FEBRUAR 2015

Artifact of the month for February 2015

Fathers last letter 
David Isak Bermann (1899 -1943)

David Isaac Berman was born in Kaunas, Lithuania in 1899, as one of five children to Israel Bermann and Fanny (b. Becker). In 1907 his family moved to Norway where they settled in Trondheim. David became a Norwegian citizen, served in the Norwegian Royal Kings Arms, and established himself as a tradesman. In 1932 he married Ida Bodnia in Copenhagen. In the winter of 1941/42 David and Ida lived in St. Hanshaugen in Oslo with their three-year old son, Narve. They ran a kitchenware business in down-town Oslo and where expecting their second child in the spring. On March the 30th David was told to report to the German security police on Victoria Terrace. There he was arrested. The store was confiscated and David sent to Northern Norway on work command.     
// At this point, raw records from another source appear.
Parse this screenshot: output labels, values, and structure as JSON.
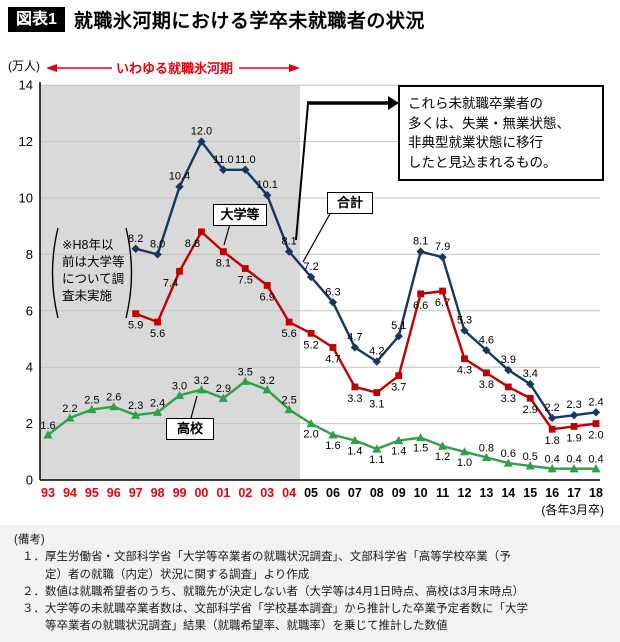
{
  "header": {
    "tag": "図表1",
    "title": "就職氷河期における学卒未就職者の状況"
  },
  "chart_data": {
    "type": "line",
    "title": "就職氷河期における学卒未就職者の状況",
    "y_unit_label": "(万人)",
    "x_axis_note": "(各年3月卒)",
    "ylim": [
      0,
      14
    ],
    "y_ticks": [
      0,
      2,
      4,
      6,
      8,
      10,
      12,
      14
    ],
    "grid": "horizontal",
    "categories": [
      "93",
      "94",
      "95",
      "96",
      "97",
      "98",
      "99",
      "00",
      "01",
      "02",
      "03",
      "04",
      "05",
      "06",
      "07",
      "08",
      "09",
      "10",
      "11",
      "12",
      "13",
      "14",
      "15",
      "16",
      "17",
      "18"
    ],
    "ice_age": {
      "label": "いわゆる就職氷河期",
      "from": "93",
      "to": "04",
      "color": "#e8000d",
      "region_fill": "#d9d9d9"
    },
    "series": [
      {
        "name": "合計",
        "color": "#17375e",
        "marker": "diamond",
        "values": [
          null,
          null,
          null,
          null,
          8.2,
          8.0,
          10.4,
          12.0,
          11.0,
          11.0,
          10.1,
          8.1,
          7.2,
          6.3,
          4.7,
          4.2,
          5.1,
          8.1,
          7.9,
          5.3,
          4.6,
          3.9,
          3.4,
          2.2,
          2.3,
          2.4
        ]
      },
      {
        "name": "大学等",
        "color": "#c00000",
        "marker": "square",
        "values": [
          null,
          null,
          null,
          null,
          5.9,
          5.6,
          7.4,
          8.8,
          8.1,
          7.5,
          6.9,
          5.6,
          5.2,
          4.7,
          3.3,
          3.1,
          3.7,
          6.6,
          6.7,
          4.3,
          3.8,
          3.3,
          2.9,
          1.8,
          1.9,
          2.0
        ]
      },
      {
        "name": "高校",
        "color": "#2fa04a",
        "marker": "triangle",
        "values": [
          1.6,
          2.2,
          2.5,
          2.6,
          2.3,
          2.4,
          3.0,
          3.2,
          2.9,
          3.5,
          3.2,
          2.5,
          2.0,
          1.6,
          1.4,
          1.1,
          1.4,
          1.5,
          1.2,
          1.0,
          0.8,
          0.6,
          0.5,
          0.4,
          0.4,
          0.4
        ]
      }
    ],
    "annotation_note": "※H8年以\n前は大学等\nについて調\n査未実施",
    "callout": "これら未就職卒業者の\n多くは、失業・無業状態、\n非典型就業状態に移行\nしたと見込まれるもの。"
  },
  "footer": {
    "caption": "(備考)",
    "lines": [
      "１．厚生労働省・文部科学省「大学等卒業者の就職状況調査」、文部科学省「高等学校卒業（予",
      "　　定）者の就職（内定）状況に関する調査」より作成",
      "２．数値は就職希望者のうち、就職先が決定しない者（大学等は4月1日時点、高校は3月末時点）",
      "３．大学等の未就職卒業者数は、文部科学省「学校基本調査」から推計した卒業予定者数に「大学",
      "　　等卒業者の就職状況調査」結果（就職希望率、就職率）を乗じて推計した数値"
    ]
  }
}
Ida, Narve and Ingar, six months, came into hiding at the home of a policeman, just before the women and children were to be arrested. Ida was forced to leave her youngest son in Norway; he was too small to withstand the necessary medication during the escape to Sweden. On November the 26th, David Berman was deported with the ship Monterosa to Denmark and further by train to Auschwitz. He died there on January 22 1943. He never saw his youngest son. 


The letter from David to Ida and the children, dated 4th of November 1942 concludes: "... I hope I'll shortly be allowed to come home again. Kiss and hug our precious loved ones from Papa" 
"Fathers last letter" Ida Bermann later wrote on the envelope where she kept the letter.